Raporda, kuralların düşük gelirlilere karşı ayrımcılık yaptığı, “işçi sınıfı ailelerin ayrılığın acılarını … ve bu istikrarsızlığın neden olduğunu bildiğimiz ömür boyu etkileri” çekerken, çocukların “hayat değiştiren travmalarla” karşı karşıya kaldığı savunuluyor.

Allen şöyle dedi: “[Tanzanya’da] nispeten yakın bir zamanda bulundum ve oğlum Myles için tamamen yabancı hissettim.
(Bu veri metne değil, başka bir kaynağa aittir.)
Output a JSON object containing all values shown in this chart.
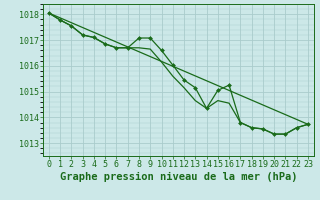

Bu, gerçek kişi değil, tanıdığı benim 2 boyutlu görüntüm olan ‘telefon babası’.”

Göç Danışma Komitesi’nin (Mac) bu ayın başlarında yaptığı bir incelemede, bakanların bir İngiliz vatandaşının eş vizesi başvurusunda bulunmak için kazanması gereken miktarı azaltabileceği ve önceki hükümetin MIR’ı 38.700 sterline çıkarma planlarının iptal edilmesi önerildi ve bu artışın Avrupa İnsan Hakları Sözleşmesi’nin (AİHS) 8. maddesi kapsamındaki aile hayatı hakkıyla çelişeceği belirtildi.

Allen şunları söyledi: “39 bin sterline çıkarsa asla bunu kazanamam. Ve [MIR] geri çekilse bile, benim gibi biri için ücretler – başvuru için, NHS için, İngilizce sınavı için – hala yüksek.”

Allen, Tanzanya’ya taşınamaz çünkü oradaki göç yasası çoğu durumda yetişkin erkekleri vize “bakmakla yükümlü olduğu kişiler” olarak görmüyor.

“Maaşımın çoğunu Tanzanya’ya gönderdiğim için oldukça zor bir durumdayım, oysa Sophie gelirse bakıcı olarak çalışabilir,” dedi. “Şu anda ikimiz de sadece hayatta kalmaya çalışıyoruz, ancak birlikte gelişebiliriz. Sophie vergisini ödeyecek, NHS’ye yük olmayacak çünkü ek ücreti ödemek zorunda kalacak.”

İçişleri Bakanlığı, Mac incelemesinin bulgularını değerlendirdiğini söyledi ve şunları ekledi: “Hükümet, AİHS’nin 8. maddesinin uygulanmasını açıklığa kavuşturmak için yasa çıkarmayı çoktan taahhüt etti.”

Reunite Families UK’nin kurucu ortağı Caroline Coombs şunları söyledi: “Gerçek açıktır: asgari gelir gereksinimi orantısız bir şekilde işçi sınıfı ve ırksal olarak azınlık aileleri etkiler. Bu haksız ve zararlı sonuçları önlemek için kurallar yeniden dengelenmelidir.”